Your performance tests are smelly!

Intro

In 1999, Martine Fowler introduced the idea of “code smells”, which he defined as “surface indication that usually corresponds to a deeper problem in the system.”.
Code smells are not bugs, but rather certain code structures that imply bad design or shortcomings as far as readability and maintainability.

Examples of such code smells include duplicated code, dead code or data clumps.

Later in 2001, Van Deursen et.al further expanded on the concept of code smells and suggested that unit-test code should have its own set of smells.

For example: Resource optimism; Fire and forget; Assertion roulette.

In this article, I’ll extend on the idea of code smells and test smells to the realm of performance testing and load testing,

Smells

Smells, allow us to give names to known bad structures.
This way we can address these problems at any stage of the development process and discuss it.
It ease on the communication between developers, it provides a framework in which these problems can be fixed, and in recent years, with the advancements of artificial intelligence \ machine learning, it is possible to create “smell detectors” to locate such anti-patterns automatically.

With performance testing, I think we can recognize 3 areas of concern:

Design

These smells take place in the design phase of the test, meaning the scripting or the creation of the testing environment.

A failure on the design phase, could lead to unrealistic test scenarios which do not reflect a real-life situation, and it is therefore unreliable.

1 – Throughput trap

It’s very tempting to think that throughput is the only contributing factor in the test script, for example, 1000 RPS generated by 50 virtual users is similar in effect to 1000 RPS generated by 1000 virtual users.

However, this is not necessarily the case.

Modern servers may use caching to optimize performance.
It might as well be that they use queuing mechanisms for asynchronous events such as Kafka or Amazon’s SQS, and the name of these queues might be unique for each user identity.

This can influence performance.

Make sure that the throughput is not only correct in total but also distributed correctly between the virtual users, and make sure your virtual users have a unique identity.

2 – Utopian data storage

When the data in our load testing environment is “too neatly organized”.
In the real world, our data storages typically go through migrations, restructuring, maintenance work, restore from backup etc.

In order to have a realistic load testing scenario, our data storages must be as close to resembling production as possible.

By taking a sampled data from your current production environment, you can extrapolate what a future data storage might look like.

Remember that just like your workload models, your data storage models are also under a constant revision.

3 – Perfect timing

Your tests are short and usually get executed at the same time during the day.

It might well be that some systems have scheduled tasks, or any other influence related to the time during the day, but if you work from 09:00 to 18:00 and run your tests at these times only, you might miss a big portion of other times of the day.

Make sure to run longitude tests.

Analysis

Typically, after we execute a performance test, we analyze its results.
As opposed to our regular “functional” tests, where in we rely on assertions to validate software behavior, in performance tests we rely on matrices, measurable outcomes that are either expressed as aggregated data (for example a histogram plot), or a time series.
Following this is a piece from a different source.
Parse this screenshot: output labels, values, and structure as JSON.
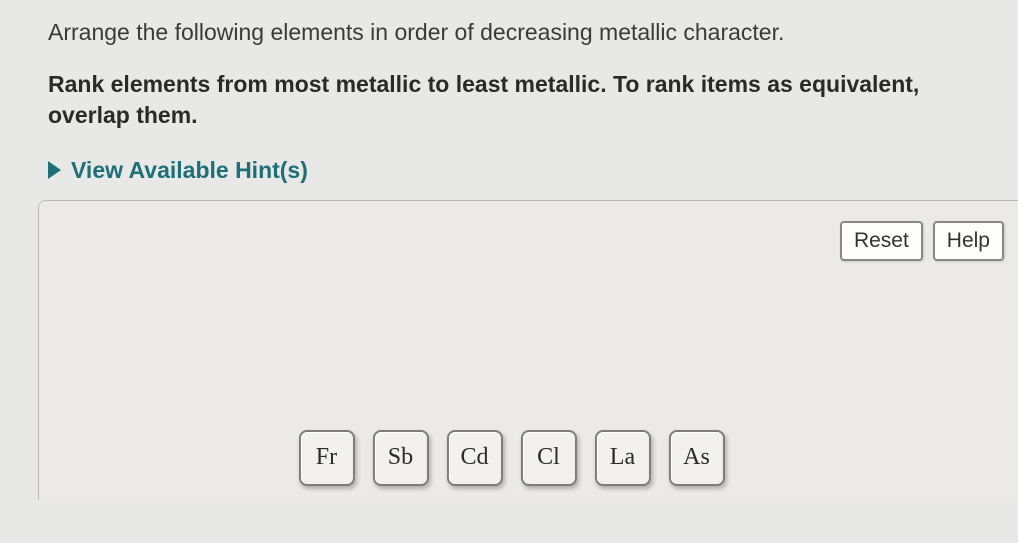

Analyzing metrices require some knowledge of statistics.
It requires caution, and attention to details.

1 – Means trap

If I sit in a room together with Bill Gates, on average we are both billionaires…

Averages are important, but they are insufficient for analyzing data.

You must look at other central tendency values such as median or mode.
It is also important to evaluate the dispersion of data by looking at the 90th, 95th or even the 99th percentiles.

2 – Aggregation sucker

This refers to analyzing results based on aggregated data while ignoring the time series analysis.

Aggregated values might look good overall, for example, you might find that 90% of the response times were under 1000 milliseconds.

However, when looking at the time series, you might find that there are large clusters of higher latency at some parts of the test.
This could provide valuable information, and sometimes it might follow a pattern (for example, a higher latency every round hour).

Interpretation

After the test was executed and the results are analyzed, now it’s time to make decisions based on these outcomes. If we give the analysis the wrong interpretation, this could lead to adverse effects

1 – Absolutely fine

A single test execution might be good when standing on its own, however it should be compared with past executions.
If there’s a significant regression or even improvement in the performance that cannot be explained by code or architectural changes, it has to be accounted for in the analysis.

2 – Negatively positive

A common misconception among testers in general is that a false positive (i.e. a bug was falsely detected while system behavior is adequate) is to be preferred to false negative (i.e. bug(s) were missed in the test execution).

The logic here is that false positives are nothing but a nuisance.
They are unpleasant to handle, but at least they are noticed.
On the other hand, false negatives are not noticed, since the tests tend to pass.

However, in the context of performance testing, false positive can lead to excessive use of resources that is unnecessary.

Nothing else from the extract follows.